Il lessico di Donato trabocca di paronomasie involontarie e di malapropismi, sostituisce parole con altre aventi un suono simile ma di significato completamente diverso, il cui uso produce effetti comici: «sarò breve e circonciso», «mangia con avidigia», «sul mio moto fuggone mi sento un leone». L’archetipo cinematografico del genere è Totò (e, retrocedendo, Eduardo e un certo suo teatro). Una gag di «Totò a colori» (di Steno, 1952, selezionato tra i cento film italiani da salvare) è tutta giocata sulla deformazione del cognome Trombetta in Trombone. In un dialogo c’è lo scambio: «Prima facevo l’ostetrico, ho cambiato lavoro» e «Ha fatto bene, con le ostriche si guadagna poco». Donato sfoggia citazioni banali o improprie che aspirano a nobilitare il suo eloquio: «Undicesimo comandamento della Bibbia»; «Mia moglie è una strega» (rifacendo il verso a un film con il medesimo titolo del 1980) e aggiungendo «e mia suocera è una stronza». Lo stesso fa l’omologo Tirzan, juventino, che qualifica il suo idolo calcistico Virdis, nato in Sardegna, dell’epiteto di «Tamburine sardo», con la vocale finale del sostantivo affievolita (si intitola «Il Tamburino sardo» un racconto mensile del «Cuore» di De Amicis, in cui un eroico ragazzo sardo, arruolato nell’esercito piemontese, per portare a termine una missione che gli è stata affidata paga il prezzo altissimo dell’amputazione di una gamba, ferita e sforzata fino alle estreme conseguenze). «I pali della porta avversaria vibreranno al nono grado della Scala Mercalli», conclude soddisfatto Tirzan. In questa lingua non mancano gli inserti in inglese (naturalmente stravolto), il nostro Donato aspira a una caratura internazionale e pretende di conoscere le lingue, cantando così: «I just love now tohivoschenenau / Beloved too big for youuuu». «Sciot» per «Shut up» ‘stai zitto’ (in inglese) e «Raus» ‘fuori’ (in tedesco) urla a un malcapitato che vorrebbe rifiutarsi di portare con sé allo stadio uova marce e puzzolenti da lanciare in campo.

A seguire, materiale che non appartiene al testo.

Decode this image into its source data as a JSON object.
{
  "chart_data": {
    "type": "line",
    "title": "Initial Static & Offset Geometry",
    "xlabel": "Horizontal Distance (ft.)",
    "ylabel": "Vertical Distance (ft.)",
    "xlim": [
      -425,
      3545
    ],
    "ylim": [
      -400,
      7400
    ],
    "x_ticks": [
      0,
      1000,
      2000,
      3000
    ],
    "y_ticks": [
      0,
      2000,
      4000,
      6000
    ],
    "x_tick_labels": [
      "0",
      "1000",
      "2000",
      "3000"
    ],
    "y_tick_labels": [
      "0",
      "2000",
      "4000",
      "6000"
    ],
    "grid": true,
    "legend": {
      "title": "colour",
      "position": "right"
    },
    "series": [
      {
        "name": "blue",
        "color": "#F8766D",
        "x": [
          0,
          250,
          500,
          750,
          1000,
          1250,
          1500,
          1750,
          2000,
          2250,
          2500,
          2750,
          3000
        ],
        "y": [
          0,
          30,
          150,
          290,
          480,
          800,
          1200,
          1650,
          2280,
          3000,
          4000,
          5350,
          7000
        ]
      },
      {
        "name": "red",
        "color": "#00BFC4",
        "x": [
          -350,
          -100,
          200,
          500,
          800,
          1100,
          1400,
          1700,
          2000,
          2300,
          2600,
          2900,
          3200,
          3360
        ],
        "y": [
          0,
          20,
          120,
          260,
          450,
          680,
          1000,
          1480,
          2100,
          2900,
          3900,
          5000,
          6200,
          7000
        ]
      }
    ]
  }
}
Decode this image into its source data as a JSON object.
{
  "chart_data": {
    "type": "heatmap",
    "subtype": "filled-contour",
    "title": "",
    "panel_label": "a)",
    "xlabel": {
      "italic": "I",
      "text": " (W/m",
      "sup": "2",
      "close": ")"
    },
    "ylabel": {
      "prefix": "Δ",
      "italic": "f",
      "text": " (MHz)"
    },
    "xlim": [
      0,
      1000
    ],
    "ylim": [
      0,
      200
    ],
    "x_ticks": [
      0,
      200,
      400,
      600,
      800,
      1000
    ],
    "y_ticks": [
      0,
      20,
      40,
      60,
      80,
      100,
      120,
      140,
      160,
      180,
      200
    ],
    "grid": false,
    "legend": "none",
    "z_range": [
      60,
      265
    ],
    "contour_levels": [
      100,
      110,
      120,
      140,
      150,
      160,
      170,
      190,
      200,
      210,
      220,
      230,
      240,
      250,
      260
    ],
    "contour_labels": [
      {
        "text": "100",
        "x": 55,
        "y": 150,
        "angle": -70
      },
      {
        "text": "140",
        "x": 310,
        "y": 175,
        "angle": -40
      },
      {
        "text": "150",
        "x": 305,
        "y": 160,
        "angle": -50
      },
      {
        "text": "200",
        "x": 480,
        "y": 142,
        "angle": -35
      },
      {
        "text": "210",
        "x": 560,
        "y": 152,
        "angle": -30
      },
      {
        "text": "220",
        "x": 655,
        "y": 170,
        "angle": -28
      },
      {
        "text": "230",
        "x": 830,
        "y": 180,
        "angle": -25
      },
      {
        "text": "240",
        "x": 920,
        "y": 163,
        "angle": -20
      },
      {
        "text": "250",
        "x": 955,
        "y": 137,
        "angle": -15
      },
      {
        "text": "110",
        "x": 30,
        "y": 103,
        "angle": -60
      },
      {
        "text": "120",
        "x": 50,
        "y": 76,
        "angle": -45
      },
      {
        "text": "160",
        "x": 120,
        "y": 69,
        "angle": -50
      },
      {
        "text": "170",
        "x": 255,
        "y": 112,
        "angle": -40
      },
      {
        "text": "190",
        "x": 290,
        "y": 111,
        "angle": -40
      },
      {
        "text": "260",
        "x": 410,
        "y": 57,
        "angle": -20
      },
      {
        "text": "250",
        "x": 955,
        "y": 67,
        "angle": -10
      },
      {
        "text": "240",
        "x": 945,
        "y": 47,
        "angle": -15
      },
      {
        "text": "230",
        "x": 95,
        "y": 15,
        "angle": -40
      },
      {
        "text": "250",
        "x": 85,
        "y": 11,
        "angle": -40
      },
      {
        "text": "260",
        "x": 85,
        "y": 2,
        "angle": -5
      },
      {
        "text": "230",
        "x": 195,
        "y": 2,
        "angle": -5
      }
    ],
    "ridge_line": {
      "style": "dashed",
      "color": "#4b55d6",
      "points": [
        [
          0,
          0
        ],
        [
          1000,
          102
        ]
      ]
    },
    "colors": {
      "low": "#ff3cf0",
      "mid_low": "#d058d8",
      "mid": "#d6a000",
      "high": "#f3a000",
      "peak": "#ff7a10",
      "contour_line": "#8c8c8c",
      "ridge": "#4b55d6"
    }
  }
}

La commedia all’italiana raccoglie e asseconda quel che accade nella realtà linguistica (e extralinguistica), come ha suggerito Tullio De Mauro. E così facendo lo proietta ad una platea estesa, esaltando il ruolo che il cinema svolge all’interno dei fenomeni di ristrutturazione linguistica in atto nella società italiana.